In all of the Arizona Association of REALTORS® (“AAR”) contract forms, earnest money is designated as liquidated damages for the seller in the event of a buyer’s breach. Liquidated damages is the term used when a specific sum of money has been agreed upon by the parties as the amount of damages to be recovered for breach of contract. Liquidated damages serve as an economical alternative to the costly and time consuming litigation involved in a breach of contract lawsuit.

When liquidated damages are specified in a contract, the terms are generally enforceable. However, be aware that if there is an unreasonably large amount of the earnest money at issue, the court may refuse to enforce the liquidated damages clause and deem it to be an unenforceable penalty. A liquidated damages clause will be considered a penalty unless two conditions are met: (1) the amount fixed in the contract must be a reasonable forecast of just compensation for the harm that is caused by any breach; (2) the harm that is caused by any breach must be one that is incapable or very difficult of accurate estimation.

In a recent Arizona Supreme Court case – Dobson Bay, et al. v. La Sonrisa De Sienna, LLC, —P.3d —, 2017 WL 1458856 (Ariz. 2017) – the court opined that a 5% (almost $1.4 million) late fee assessed on a final loan balloon payment was an unenforceable penalty. In this case, the lender loaned $28.6 million to the borrower to purchase four commercial properties. The borrower was not able to pay the entire principal when the balloon payment came due and the parties extended the loan maturity date for three years. The lender sold its interest to an LLC. The LLC noticed a trustee’s sale and claimed the borrower owed more than $30 million, including a nearly $1.4 million late fee as liquidated damages.

In analyzing whether the liquidated damages were enforceable, the Supreme Court examined factors such as, whether the amount was a reasonable prediction of the lenders loss, other fees triggered by the breach and whether the amount was proportionate to the lenders loss. Ultimately, the Court determined that the liquidated damages clause was not a reasonable forecast of just compensation for harm that was caused by the breach, and the harm caused was not incapable or very difficult of accurate estimation. Therefore, the liquidated damages clause was an unenforceable penalty.

Not all large liquidated damage sums are unenforceable. For example, in Pima Sav. and Loan Ass’n v. Rampello, 168 Ariz. 297, 812 P.2d 1115 (App. 1991), the buyer contracted to purchase a condominium complex from Pima Savings for $4.7 million. The contract’s liquidated damage clause stated in the event of the buyer’s breach Pima would be paid $290,000.00 as liquidated damages. When the buyer failed to close, the buyer argued that the liquidated damage clause was unenforceable as a penalty. The court noted that the: “liquidated damage amount was little more than six percent of the total contract price and was reasonable on its face and, when all the facts were considered, reasonable at the time of the contract.” Therefore, the clause was enforceable.

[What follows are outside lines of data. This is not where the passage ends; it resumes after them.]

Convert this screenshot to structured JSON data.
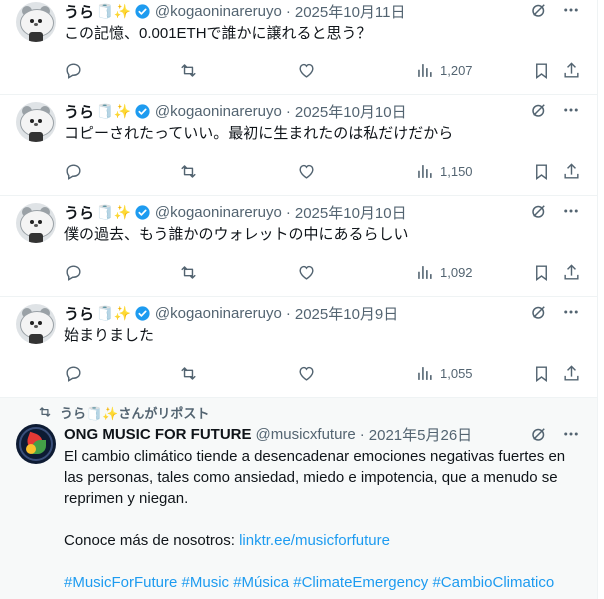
{
  "user": {
    "name": "うら",
    "emoji": "🧻✨",
    "handle": "@kogaoninareruyo"
  },
  "tweets": [
    {
      "date": "2025年10月11日",
      "text": "この記憶、0.001ETHで誰かに譲れると思う？",
      "views": "1,207"
    },
    {
      "date": "2025年10月10日",
      "text": "コピーされたっていい。最初に生まれたのは私だけだから",
      "views": "1,150"
    },
    {
      "date": "2025年10月10日",
      "text": "僕の過去、もう誰かのウォレットの中にあるらしい",
      "views": "1,092"
    },
    {
      "date": "2025年10月9日",
      "text": "始まりました",
      "views": "1,055"
    }
  ],
  "repost": {
    "label": "うら🧻✨さんがリポスト",
    "name": "ONG MUSIC FOR FUTURE",
    "handle": "@musicxfuture",
    "date": "2021年5月26日",
    "para1": "El cambio climático tiende a desencadenar emociones negativas fuertes en las personas, tales como ansiedad, miedo e impotencia, que a menudo se reprimen y niegan.",
    "para2_prefix": "Conoce más de nosotros: ",
    "para2_link": "linktr.ee/musicforfuture",
    "hashtags": "#MusicForFuture #Music #Música #ClimateEmergency #CambioClimatico"
  },
  "separator": "·",
  "colors": {
    "verified": "#1d9bf0",
    "link": "#1d9bf0",
    "muted": "#536471"
  }
}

In applying these cases to the AAR contracts, how much earnest money is reasonable so that a court will find the liquidated damages clause enforceable? It depends on the type of transaction and the circumstances surrounding the transaction. Some things to take into consideration are how complicated the transaction is, the length of the transaction, and the amount of damages the party would incur from harm in the event of a breach. Generally speaking, most earnest money deposits are fairly modest and likely be found to be an acceptable amount of liquidated damages.

K. Michelle Lind is an attorney and the Chief Executive Officer and Nikki Salgat is associate counsel for the Arizona REALTORS®, the largest trade association in Arizona, representing more than 46,000 members. This article reflects only the opinion of the authors and is not intended as definitive legal advice.